The Russian Orthodox Church has also been suffering heavy criticism from political bodies, such as the Council of Europe, which last April marked it as a factor in “abuse of religion and the distortion of the Christian Orthodox tradition”".

“The hierarchy of the Moscow Patriarchate of the Russian Orthodox Church, including Patriarch Kirill, has been championing the Russkiy Mir ideology, declaring the war against Ukraine and the “satanic” West as a “holy war of all Russians”, urging Orthodox believers to sacrifice themselves for their country", stated the declaration of the Parliamentary Assembly of the Council of Europe, the organisation from which Russia was expelled due to its aggression against Ukraine.

Patriarch Kiril
With its priests' unwavering support for the aggression against Ukraine, the Russian Orthodox Church has been rapidly expanding its influence - Patriarch Kiril

However, clerics in Moscow do not pay much attention to the appeals of international bodies or other Orthodox churches. With its priests' unwavering support for the aggression against Ukraine, the Russian Orthodox Church has been rapidly expanding its influence, particularly in Africa.

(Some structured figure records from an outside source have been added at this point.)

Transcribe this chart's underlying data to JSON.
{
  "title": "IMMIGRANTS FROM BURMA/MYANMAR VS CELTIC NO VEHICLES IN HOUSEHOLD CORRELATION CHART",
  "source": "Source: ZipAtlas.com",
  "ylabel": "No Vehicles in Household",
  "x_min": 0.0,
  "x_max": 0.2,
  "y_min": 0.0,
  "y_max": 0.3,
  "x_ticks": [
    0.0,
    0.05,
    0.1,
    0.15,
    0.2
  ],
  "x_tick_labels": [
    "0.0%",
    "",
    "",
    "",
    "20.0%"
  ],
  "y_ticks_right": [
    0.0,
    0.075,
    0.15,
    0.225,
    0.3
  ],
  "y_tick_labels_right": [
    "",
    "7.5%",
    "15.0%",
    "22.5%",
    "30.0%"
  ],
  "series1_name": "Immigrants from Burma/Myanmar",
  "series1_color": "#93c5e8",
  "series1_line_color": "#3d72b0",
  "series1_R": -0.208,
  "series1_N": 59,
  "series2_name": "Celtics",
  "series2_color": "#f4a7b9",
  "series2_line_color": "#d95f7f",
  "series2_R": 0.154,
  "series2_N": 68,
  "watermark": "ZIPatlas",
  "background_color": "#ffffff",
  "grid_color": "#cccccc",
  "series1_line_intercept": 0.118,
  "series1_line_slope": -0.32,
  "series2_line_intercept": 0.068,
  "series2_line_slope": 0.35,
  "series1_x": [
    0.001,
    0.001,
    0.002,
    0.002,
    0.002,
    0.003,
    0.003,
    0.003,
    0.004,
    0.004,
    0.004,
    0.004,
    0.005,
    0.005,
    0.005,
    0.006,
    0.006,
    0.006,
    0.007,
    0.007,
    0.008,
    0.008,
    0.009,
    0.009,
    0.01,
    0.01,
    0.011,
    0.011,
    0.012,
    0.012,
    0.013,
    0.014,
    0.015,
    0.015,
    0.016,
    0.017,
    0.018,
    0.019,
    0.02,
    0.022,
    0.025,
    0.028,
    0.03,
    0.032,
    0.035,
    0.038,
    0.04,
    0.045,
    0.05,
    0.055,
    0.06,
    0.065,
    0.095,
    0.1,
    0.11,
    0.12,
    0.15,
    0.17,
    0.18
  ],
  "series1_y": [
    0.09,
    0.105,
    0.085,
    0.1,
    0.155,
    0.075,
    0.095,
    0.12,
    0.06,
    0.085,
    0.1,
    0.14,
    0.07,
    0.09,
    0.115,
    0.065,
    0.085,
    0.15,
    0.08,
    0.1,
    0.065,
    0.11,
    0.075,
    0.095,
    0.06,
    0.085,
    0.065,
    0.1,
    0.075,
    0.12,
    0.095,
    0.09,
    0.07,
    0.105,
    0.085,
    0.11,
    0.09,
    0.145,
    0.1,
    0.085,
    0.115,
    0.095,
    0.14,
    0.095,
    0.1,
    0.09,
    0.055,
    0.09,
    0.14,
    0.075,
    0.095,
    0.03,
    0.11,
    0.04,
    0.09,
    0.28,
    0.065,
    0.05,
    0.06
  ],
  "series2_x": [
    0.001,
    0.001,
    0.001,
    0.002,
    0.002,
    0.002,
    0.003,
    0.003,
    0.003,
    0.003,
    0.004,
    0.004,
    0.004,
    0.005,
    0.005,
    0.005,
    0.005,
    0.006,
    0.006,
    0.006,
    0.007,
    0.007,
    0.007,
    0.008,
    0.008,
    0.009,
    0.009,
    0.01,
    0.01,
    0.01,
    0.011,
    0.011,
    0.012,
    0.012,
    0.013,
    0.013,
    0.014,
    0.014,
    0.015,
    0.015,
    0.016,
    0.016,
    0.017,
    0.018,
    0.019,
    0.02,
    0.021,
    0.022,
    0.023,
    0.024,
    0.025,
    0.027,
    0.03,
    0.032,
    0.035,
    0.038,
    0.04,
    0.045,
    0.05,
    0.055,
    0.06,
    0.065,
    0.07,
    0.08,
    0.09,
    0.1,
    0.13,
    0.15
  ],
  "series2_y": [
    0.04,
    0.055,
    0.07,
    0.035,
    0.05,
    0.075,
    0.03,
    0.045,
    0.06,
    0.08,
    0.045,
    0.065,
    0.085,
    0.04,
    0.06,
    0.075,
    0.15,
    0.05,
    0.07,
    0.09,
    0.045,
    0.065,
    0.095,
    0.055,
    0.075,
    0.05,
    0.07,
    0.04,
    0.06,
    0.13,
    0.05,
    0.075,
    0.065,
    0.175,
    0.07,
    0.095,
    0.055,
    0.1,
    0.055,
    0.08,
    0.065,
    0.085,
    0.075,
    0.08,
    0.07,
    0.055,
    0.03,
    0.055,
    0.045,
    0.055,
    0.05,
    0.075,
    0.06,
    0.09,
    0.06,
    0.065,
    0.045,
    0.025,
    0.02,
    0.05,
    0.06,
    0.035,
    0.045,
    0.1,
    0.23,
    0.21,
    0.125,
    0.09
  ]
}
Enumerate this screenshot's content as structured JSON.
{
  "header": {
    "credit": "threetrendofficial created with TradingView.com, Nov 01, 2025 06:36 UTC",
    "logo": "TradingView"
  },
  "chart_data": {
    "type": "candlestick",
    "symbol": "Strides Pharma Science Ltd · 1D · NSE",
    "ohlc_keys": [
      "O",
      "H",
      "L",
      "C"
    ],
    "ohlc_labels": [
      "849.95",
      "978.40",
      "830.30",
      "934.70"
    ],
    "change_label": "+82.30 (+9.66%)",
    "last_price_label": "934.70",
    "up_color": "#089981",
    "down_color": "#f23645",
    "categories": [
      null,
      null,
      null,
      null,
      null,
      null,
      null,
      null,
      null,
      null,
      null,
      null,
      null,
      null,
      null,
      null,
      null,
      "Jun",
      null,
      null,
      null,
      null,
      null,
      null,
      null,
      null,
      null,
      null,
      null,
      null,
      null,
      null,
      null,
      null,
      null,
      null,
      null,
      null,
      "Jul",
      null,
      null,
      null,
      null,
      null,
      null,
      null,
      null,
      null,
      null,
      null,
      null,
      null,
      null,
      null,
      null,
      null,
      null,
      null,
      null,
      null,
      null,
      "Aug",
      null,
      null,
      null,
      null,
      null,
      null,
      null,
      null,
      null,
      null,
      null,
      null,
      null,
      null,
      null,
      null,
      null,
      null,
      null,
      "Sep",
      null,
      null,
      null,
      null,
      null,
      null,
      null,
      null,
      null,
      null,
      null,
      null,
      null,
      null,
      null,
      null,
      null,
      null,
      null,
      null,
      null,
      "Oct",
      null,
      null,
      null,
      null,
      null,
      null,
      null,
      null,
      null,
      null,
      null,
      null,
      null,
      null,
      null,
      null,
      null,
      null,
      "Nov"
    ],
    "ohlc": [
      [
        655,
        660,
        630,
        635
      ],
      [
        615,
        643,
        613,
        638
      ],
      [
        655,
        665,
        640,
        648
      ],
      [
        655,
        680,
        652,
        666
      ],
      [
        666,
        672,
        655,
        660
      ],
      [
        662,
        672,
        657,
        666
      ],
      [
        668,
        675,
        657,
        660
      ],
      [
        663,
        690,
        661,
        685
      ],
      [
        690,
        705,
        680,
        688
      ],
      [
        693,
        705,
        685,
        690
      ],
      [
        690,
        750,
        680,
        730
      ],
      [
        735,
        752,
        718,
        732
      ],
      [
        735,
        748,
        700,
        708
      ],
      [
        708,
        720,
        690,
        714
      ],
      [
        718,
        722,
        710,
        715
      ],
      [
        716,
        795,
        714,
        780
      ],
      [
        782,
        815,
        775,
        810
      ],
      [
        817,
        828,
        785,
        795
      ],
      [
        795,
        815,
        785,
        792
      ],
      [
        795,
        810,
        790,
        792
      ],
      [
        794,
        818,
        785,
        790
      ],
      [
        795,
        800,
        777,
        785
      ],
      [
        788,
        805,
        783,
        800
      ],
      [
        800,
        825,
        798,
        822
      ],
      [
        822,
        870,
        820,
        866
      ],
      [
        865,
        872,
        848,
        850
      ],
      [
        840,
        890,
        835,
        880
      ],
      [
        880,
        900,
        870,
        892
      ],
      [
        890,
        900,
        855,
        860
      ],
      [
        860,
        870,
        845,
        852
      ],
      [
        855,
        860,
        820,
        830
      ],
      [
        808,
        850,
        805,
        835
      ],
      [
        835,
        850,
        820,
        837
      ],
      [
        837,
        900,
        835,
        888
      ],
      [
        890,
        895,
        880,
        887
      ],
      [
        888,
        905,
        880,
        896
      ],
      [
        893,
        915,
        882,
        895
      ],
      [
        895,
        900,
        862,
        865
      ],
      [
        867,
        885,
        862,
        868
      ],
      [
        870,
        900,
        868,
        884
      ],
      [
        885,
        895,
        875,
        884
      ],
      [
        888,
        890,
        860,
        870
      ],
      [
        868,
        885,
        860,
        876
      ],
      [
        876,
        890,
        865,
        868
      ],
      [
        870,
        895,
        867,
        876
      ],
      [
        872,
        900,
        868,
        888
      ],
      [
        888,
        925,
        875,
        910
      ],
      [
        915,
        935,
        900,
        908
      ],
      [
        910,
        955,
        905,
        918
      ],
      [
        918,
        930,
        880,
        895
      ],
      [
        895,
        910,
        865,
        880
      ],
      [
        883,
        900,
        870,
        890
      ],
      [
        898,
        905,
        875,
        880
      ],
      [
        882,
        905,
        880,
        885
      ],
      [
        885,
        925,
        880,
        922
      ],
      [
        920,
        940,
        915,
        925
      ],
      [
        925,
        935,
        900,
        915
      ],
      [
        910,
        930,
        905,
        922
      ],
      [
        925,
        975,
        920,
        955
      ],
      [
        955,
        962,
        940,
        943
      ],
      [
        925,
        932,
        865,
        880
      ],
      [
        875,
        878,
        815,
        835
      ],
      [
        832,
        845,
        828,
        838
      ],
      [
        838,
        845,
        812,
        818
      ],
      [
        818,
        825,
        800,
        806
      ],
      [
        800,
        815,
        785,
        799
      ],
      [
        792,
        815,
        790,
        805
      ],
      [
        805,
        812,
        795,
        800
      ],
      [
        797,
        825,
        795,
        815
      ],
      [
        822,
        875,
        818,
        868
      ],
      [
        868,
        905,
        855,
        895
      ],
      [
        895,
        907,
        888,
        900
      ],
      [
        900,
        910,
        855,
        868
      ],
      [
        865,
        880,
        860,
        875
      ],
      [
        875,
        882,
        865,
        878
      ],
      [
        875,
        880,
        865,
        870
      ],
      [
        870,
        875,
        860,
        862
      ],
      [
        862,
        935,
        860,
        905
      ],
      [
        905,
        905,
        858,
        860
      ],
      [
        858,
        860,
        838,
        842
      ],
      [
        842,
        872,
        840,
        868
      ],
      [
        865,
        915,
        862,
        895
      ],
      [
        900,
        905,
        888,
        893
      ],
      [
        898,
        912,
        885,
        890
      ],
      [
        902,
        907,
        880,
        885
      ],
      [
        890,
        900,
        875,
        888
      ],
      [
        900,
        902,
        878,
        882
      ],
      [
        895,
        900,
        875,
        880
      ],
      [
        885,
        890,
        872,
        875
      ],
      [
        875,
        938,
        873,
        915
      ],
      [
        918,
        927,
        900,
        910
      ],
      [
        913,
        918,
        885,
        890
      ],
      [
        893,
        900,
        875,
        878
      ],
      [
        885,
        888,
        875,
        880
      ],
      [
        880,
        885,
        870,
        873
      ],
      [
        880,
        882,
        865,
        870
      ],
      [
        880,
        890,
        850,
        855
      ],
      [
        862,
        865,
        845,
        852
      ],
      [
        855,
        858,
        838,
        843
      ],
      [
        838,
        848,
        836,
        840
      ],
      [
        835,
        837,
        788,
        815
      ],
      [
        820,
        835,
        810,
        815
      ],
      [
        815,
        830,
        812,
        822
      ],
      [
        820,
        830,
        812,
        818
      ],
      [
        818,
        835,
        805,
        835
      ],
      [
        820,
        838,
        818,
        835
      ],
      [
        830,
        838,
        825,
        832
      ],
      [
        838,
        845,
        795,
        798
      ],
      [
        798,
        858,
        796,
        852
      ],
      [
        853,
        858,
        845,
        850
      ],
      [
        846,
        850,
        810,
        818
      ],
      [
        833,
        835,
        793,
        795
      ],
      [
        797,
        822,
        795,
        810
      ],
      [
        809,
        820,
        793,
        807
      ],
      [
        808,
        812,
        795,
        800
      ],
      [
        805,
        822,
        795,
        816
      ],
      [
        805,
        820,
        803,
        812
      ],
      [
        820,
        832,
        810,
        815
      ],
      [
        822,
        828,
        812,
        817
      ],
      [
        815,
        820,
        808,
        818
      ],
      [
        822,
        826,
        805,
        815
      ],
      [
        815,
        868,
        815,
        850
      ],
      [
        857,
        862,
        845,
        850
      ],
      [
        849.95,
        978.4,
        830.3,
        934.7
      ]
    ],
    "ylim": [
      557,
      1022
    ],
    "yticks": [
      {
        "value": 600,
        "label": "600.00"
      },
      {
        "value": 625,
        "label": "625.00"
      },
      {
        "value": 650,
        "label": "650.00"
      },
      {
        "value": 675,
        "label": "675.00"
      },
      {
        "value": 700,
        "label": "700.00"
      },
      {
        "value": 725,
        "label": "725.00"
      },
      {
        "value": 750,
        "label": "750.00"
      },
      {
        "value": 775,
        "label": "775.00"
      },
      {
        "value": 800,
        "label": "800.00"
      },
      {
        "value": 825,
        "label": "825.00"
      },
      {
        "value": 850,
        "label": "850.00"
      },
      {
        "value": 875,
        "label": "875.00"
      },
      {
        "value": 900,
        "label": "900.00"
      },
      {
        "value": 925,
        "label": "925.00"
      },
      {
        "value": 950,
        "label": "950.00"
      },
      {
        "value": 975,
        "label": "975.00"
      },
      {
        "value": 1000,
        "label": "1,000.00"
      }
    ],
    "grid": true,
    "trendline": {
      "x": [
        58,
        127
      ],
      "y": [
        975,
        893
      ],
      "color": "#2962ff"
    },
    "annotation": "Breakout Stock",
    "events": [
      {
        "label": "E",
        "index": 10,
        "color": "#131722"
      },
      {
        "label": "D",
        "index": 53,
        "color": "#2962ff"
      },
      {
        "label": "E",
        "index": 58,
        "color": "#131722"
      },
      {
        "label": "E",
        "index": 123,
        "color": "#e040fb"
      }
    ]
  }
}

Just before the Russian attack on Ukraine, the Moscow Church formed two new dioceses in Africa (Cairo and Johannesburg), thus violating the jurisdiction of Alexandria's Patriarchate.

This step has been motivated by profane, not religious motives, because it represents a kind of revenge against Alexandria's Patriarch Theodore II, given that he recognised the autocephaly of the Ukrainian Orthodox Church.

In a few months, in July, 970 years since the Great Schism, the separation of Christianity into West and East will be marked. The Eastern Orthodox Churches are heading towards this great historical date with a heavy burden of division in their own block.